Lucian’s Notebook No. 7, nocturnal pages
There is in Don Carotte—and I catch myself calling him thus, as if his name were not, from the outset, a conscious fiction—a way of speaking about volcanic islands that always brings me back, irresistibly, to childhood.
Not his childhood as he told it to me (he never said anything), but childhood as it seeps, exhales, settles into the interstices of his stories, the way the vapor of a crater hints at the chamber of fire it conceals.
Today, for the first time, something vibrated in me—an intuition so fleeting it could have passed for a whim of thought—when his gaze darkened as he pronounced that name: “Sang Chaud.”
I did not know why, but an image imposed itself: not an island, not a volcano, but a circus.
A circus: an ephemeral structure, pitched on bare ground like a nomadic camp, raising a circle of canvas, ropes, and tightened beams, then disappearing as quickly as it came, leaving behind a sense of emptiness, of an abandoned place.
Yes… the circus has something of the crater; not only in its shape, that precise circle, that geometry of enclosed light, but in its very vocation: to concentrate attention, to gather within a single ring a tumult of gestures, risks, improbable balances.
The ring… that circular stage where anything can happen, where every fall is an event, every ascent a promise.
It seems to me that Don Carotte must have been born—psychically at least—on such a ring.
A place where the child learns too early that the world is not stable: it is built, dismantled; the masts are raised, stakes hammered to hold everything in place in the morning, and pulled up again in the evening.
A world where things have only provisional duration, and where one can rely only on their metamorphosis.
Hence, perhaps, this suspicion toward words: they resemble circus acts too much—carefully choreographed appearances, swift disappearances.
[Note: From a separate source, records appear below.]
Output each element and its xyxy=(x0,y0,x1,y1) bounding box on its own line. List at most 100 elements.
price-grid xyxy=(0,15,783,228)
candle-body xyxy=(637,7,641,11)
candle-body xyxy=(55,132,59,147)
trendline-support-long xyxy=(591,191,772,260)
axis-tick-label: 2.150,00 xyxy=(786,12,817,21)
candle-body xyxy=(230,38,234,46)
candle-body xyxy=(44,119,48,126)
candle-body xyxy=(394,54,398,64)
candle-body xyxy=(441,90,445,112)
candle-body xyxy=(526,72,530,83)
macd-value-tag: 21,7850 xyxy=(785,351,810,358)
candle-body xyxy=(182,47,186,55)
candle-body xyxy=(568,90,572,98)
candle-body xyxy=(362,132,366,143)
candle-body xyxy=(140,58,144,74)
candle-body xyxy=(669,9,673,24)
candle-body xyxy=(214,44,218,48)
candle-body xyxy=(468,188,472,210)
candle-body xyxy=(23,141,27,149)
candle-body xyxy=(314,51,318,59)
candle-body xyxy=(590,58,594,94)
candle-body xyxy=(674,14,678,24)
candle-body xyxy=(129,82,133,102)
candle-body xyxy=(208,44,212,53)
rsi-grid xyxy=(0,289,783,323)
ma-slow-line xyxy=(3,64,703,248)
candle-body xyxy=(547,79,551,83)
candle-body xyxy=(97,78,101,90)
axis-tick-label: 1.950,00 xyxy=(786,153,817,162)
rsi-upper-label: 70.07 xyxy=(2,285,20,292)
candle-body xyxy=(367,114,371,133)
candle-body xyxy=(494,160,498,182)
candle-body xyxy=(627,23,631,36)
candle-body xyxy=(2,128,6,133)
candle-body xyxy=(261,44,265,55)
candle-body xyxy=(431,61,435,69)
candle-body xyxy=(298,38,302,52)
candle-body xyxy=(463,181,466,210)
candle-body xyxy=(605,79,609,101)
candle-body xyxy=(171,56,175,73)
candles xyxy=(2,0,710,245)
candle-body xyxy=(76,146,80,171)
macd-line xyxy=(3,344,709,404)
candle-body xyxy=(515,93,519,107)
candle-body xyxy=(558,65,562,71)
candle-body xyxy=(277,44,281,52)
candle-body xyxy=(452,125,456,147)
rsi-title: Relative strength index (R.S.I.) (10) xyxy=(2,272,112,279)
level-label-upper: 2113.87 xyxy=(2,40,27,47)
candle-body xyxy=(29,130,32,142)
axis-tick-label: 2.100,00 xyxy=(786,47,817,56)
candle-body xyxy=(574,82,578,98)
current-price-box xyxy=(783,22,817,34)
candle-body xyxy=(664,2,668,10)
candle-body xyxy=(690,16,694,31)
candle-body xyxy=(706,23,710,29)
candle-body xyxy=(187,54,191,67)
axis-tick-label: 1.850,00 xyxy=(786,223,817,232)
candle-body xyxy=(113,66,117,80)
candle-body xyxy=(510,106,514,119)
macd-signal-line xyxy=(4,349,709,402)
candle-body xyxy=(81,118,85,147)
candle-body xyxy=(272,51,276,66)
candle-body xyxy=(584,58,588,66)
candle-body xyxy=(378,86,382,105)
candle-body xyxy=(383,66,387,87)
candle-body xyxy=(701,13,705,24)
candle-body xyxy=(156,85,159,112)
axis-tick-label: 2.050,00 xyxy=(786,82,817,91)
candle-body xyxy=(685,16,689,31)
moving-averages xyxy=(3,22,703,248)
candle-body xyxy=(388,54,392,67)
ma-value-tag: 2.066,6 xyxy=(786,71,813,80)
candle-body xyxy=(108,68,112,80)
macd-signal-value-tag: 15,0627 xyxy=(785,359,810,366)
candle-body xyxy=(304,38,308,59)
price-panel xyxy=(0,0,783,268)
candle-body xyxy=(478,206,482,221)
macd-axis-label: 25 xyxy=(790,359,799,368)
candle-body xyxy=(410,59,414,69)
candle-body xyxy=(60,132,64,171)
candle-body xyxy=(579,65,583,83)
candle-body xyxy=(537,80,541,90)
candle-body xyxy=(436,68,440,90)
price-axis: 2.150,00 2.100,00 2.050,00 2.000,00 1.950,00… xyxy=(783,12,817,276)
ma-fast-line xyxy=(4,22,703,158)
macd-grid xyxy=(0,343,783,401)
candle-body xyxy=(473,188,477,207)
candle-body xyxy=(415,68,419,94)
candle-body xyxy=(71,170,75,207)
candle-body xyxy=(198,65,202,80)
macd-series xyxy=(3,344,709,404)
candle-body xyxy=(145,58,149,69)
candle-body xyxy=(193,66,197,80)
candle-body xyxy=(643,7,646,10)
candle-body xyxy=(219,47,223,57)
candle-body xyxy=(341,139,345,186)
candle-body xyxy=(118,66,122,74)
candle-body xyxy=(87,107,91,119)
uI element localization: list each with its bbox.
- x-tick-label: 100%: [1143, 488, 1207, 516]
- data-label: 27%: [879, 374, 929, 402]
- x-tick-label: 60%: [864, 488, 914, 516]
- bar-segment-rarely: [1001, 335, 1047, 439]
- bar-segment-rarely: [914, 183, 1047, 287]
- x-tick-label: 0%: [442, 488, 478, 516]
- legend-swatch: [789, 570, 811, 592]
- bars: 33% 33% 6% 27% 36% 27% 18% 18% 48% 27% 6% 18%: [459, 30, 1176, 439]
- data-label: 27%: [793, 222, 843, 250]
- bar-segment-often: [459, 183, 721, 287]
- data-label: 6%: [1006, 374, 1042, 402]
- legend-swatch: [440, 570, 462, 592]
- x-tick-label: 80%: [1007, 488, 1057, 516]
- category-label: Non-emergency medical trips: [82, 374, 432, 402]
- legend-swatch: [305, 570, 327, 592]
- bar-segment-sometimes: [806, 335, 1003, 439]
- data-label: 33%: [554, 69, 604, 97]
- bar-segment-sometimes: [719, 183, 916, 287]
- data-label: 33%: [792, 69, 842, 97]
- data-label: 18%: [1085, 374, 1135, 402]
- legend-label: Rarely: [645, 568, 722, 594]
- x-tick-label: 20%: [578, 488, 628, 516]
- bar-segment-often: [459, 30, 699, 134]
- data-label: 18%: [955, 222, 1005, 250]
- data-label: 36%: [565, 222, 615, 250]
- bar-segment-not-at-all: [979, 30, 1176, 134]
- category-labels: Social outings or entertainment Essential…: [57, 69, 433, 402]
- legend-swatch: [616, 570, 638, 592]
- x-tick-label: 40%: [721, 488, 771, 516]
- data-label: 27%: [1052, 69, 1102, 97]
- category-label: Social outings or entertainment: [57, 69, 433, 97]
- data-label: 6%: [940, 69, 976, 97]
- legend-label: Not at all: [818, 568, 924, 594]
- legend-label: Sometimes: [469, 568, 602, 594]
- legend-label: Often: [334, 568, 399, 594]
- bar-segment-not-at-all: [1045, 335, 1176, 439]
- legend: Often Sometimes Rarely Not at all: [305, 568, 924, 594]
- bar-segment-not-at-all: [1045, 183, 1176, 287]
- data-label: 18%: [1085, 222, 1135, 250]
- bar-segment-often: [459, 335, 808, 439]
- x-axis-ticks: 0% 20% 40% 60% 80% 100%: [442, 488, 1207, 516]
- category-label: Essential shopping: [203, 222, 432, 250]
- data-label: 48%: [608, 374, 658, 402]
One believes one holds them; they are already gone.
And then there is that half-breathed story of a donkey that had been “almost his nurse.”
I did not insist; yet the image lodged itself in me like an archaic evidence.
The donkey: humble, patient, often approached with negligence, yet bearing, in the oldest traditions, a dark knowledge of time, effort, silence.
Nurse—almost: that “almost” says more than the word.
One entrusts to a donkey what one would not entrust to a mother.
Or else the mother was not there, and the child found warmth in another form—more solid, slower, less changeable, a body that does not speak, does not slip away, does not dismantle itself like the tents of the circus.
Perhaps the enigma of Don Carotte lies here, in this double birth—of canvas and of skin: a first world made of ceaseless change, a second made of mute, almost mineral presence, from which would spring his strange relationship to speech.
One could say that something is at play in this “between-two places,” between the ring where light erupts and the stable shadow of the animal.
Some would speak of “the point where the subject emerges from the lack that constitutes him,” that place where the child, seeing a circus unfold before his eyes, dimly understands that nothing is given once and for all—not the big tops, nor the bonds of love.
And I, modest Lucian, simple custodian of his stories, note that the archipelago he speaks of—always shifting, costumed, displaced—resembles to the point of confusion that primordial circus: it settles, it dissolves, it lights up, it threatens, it throws jets of fire into the air like a furious juggler.
It is from there, perhaps, that Sang Chaud emerges.
Not a real companion, but a figure of childhood—perhaps an artist, perhaps a tamer, perhaps a child like him, or a condensation of several silhouettes between which the child Don Carotte never managed to choose.
I write all this knowing that truth, if it exists, will not arise from deduction but from a slip of the tongue.
From a “mis-said” through which what has been silent too long will reveal itself.
The circus is waiting for its hour.
The ring, I feel, already shines with an imperceptible light.
And he, Don Carotte, circles around it, still not daring to enter.
When he speaks of the circus, I will know that we are nearing the incandescent core of his story.
And then perhaps, in this circle of signifiers that assemble and dismantle themselves, the child he once was will finally appear:
the one who looked at the world from under the tent, mouth open, with a donkey for a nurse and a volcano for a horizon.